Kroschel: “It was bottle raised so it comes up from the swamp and it greets people.  And they just put their arms around it and give it fireweed and willow leaves.  And I don’t know, people just drool over a moose.”

On December 23rd, Kroschel’s fears were allayed.  He was drinking his coffee when he looked outside his window and spotted a moose walking up the trail.He called to it.

Kroschel: “I opened the kitchen window and I went “MAH MAH MAH” and, you know, I sounded ridiculous.  But the moose stopped.”  

He suspected it was Duck Moses but wasn’t sure.  It took him a few minutes as he navigated over hills, around buildings and through bushes to get to the spot where he last saw the moose.  When he arrived, the moose hadn’t run away, and that’s when he knew that it was Duck Moses, home at last, just in time for Christmas.  Kroschel improvised.  He grabbed two frozen apples figuring that was the best he could do in the moment to persuade the errant animal back to its enclosure.
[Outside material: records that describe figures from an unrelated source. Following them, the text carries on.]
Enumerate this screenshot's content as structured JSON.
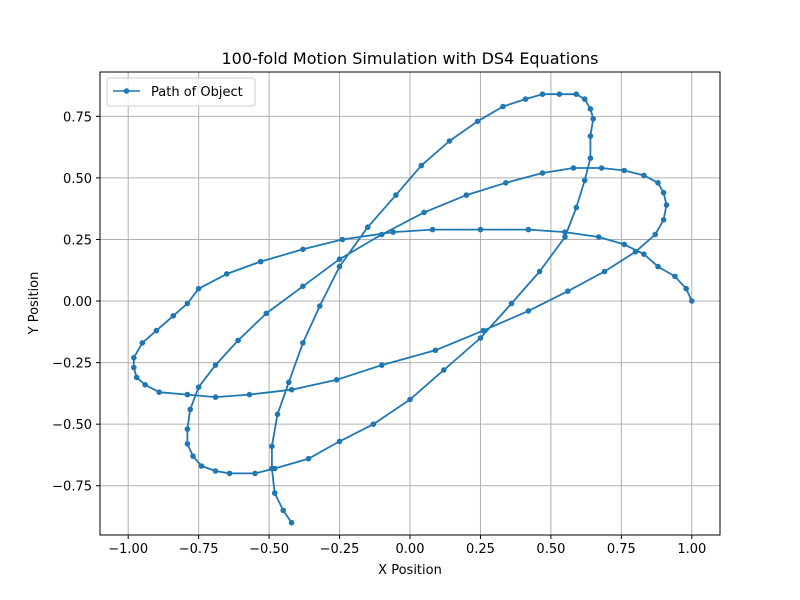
{
  "chart_data": {
    "type": "line",
    "title": "100-fold Motion Simulation with DS4 Equations",
    "xlabel": "X Position",
    "ylabel": "Y Position",
    "xlim": [
      -1.1,
      1.1
    ],
    "ylim": [
      -0.95,
      0.93
    ],
    "xticks": [
      -1.0,
      -0.75,
      -0.5,
      -0.25,
      0.0,
      0.25,
      0.5,
      0.75,
      1.0
    ],
    "yticks": [
      -0.75,
      -0.5,
      -0.25,
      0.0,
      0.25,
      0.5,
      0.75
    ],
    "xtick_labels": [
      "−1.00",
      "−0.75",
      "−0.50",
      "−0.25",
      "0.00",
      "0.25",
      "0.50",
      "0.75",
      "1.00"
    ],
    "ytick_labels": [
      "−0.75",
      "−0.50",
      "−0.25",
      "0.00",
      "0.25",
      "0.50",
      "0.75"
    ],
    "grid": true,
    "legend_position": "upper-left",
    "color": "#1f77b4",
    "series": [
      {
        "name": "Path of Object",
        "x": [
          1.0,
          0.98,
          0.94,
          0.88,
          0.83,
          0.76,
          0.67,
          0.55,
          0.42,
          0.25,
          0.08,
          -0.06,
          -0.24,
          -0.38,
          -0.53,
          -0.65,
          -0.75,
          -0.79,
          -0.84,
          -0.9,
          -0.95,
          -0.98,
          -0.98,
          -0.97,
          -0.94,
          -0.89,
          -0.79,
          -0.69,
          -0.57,
          -0.42,
          -0.26,
          -0.1,
          0.09,
          0.26,
          0.42,
          0.56,
          0.69,
          0.8,
          0.87,
          0.9,
          0.91,
          0.9,
          0.88,
          0.83,
          0.76,
          0.68,
          0.58,
          0.47,
          0.34,
          0.2,
          0.05,
          -0.1,
          -0.25,
          -0.38,
          -0.51,
          -0.61,
          -0.69,
          -0.75,
          -0.78,
          -0.79,
          -0.79,
          -0.77,
          -0.74,
          -0.69,
          -0.64,
          -0.55,
          -0.48,
          -0.36,
          -0.25,
          -0.13,
          0.0,
          0.12,
          0.25,
          0.36,
          0.46,
          0.55,
          0.59,
          0.62,
          0.64,
          0.64,
          0.65,
          0.64,
          0.62,
          0.59,
          0.53,
          0.47,
          0.41,
          0.33,
          0.24,
          0.14,
          0.04,
          -0.05,
          -0.15,
          -0.25,
          -0.32,
          -0.38,
          -0.43,
          -0.47,
          -0.49,
          -0.49,
          -0.48,
          -0.45,
          -0.42
        ],
        "y": [
          0.0,
          0.05,
          0.1,
          0.14,
          0.19,
          0.23,
          0.26,
          0.28,
          0.29,
          0.29,
          0.29,
          0.28,
          0.25,
          0.21,
          0.16,
          0.11,
          0.05,
          -0.01,
          -0.06,
          -0.12,
          -0.17,
          -0.23,
          -0.27,
          -0.31,
          -0.34,
          -0.37,
          -0.38,
          -0.39,
          -0.38,
          -0.36,
          -0.32,
          -0.26,
          -0.2,
          -0.12,
          -0.04,
          0.04,
          0.12,
          0.2,
          0.27,
          0.33,
          0.39,
          0.44,
          0.48,
          0.51,
          0.53,
          0.54,
          0.54,
          0.52,
          0.48,
          0.43,
          0.36,
          0.27,
          0.17,
          0.06,
          -0.05,
          -0.16,
          -0.26,
          -0.35,
          -0.44,
          -0.52,
          -0.58,
          -0.63,
          -0.67,
          -0.69,
          -0.7,
          -0.7,
          -0.68,
          -0.64,
          -0.57,
          -0.5,
          -0.4,
          -0.28,
          -0.15,
          -0.01,
          0.12,
          0.26,
          0.38,
          0.49,
          0.58,
          0.67,
          0.74,
          0.78,
          0.82,
          0.84,
          0.84,
          0.84,
          0.82,
          0.79,
          0.73,
          0.65,
          0.55,
          0.43,
          0.3,
          0.14,
          -0.02,
          -0.17,
          -0.33,
          -0.46,
          -0.59,
          -0.68,
          -0.78,
          -0.85,
          -0.9
        ]
      }
    ]
  }
}
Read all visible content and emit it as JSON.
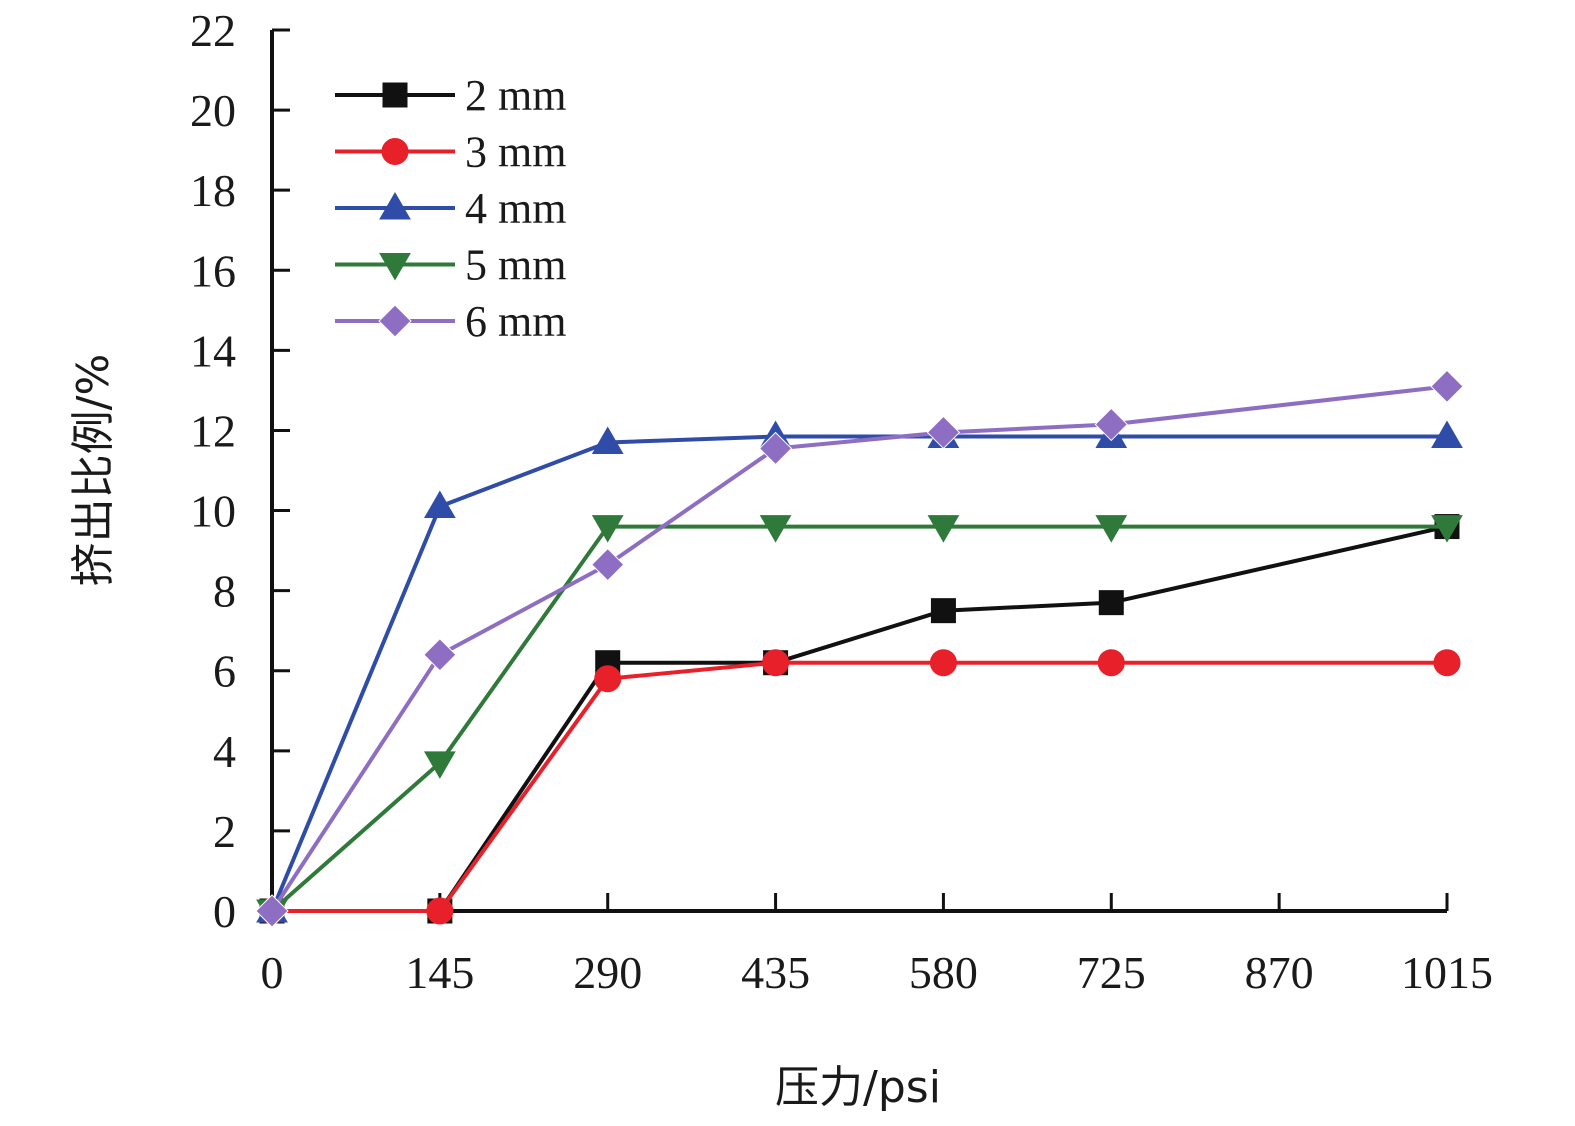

Kroschel:  “It just walked towards me, right up to me like it was Lassie. And I just made sounds with those two frozen apples and this metal pail.  And it walks right over to the gate and over to the swamp. You know its got a big acreage there. And it went right in.”

No one knows where Duck Moses went.  Was he on a bender?  A religious pilgrimage?  All we know is that wherever he went, he made friends.

Kroschel: “Now the following morning when I went out on the trail in the back, two more bull moose came out. And they followed that same trail.  And, you know, he had been hanging out with other bull moose.  And there was one of them that was huge.”

 Kroschel says that the other moose eventually moved on, but not without first looking a little envious of Duck Moses’s idyllic swamp and horse trailer.

You can meet Duck Moses at Kroschel Wildlife Center during tourism season.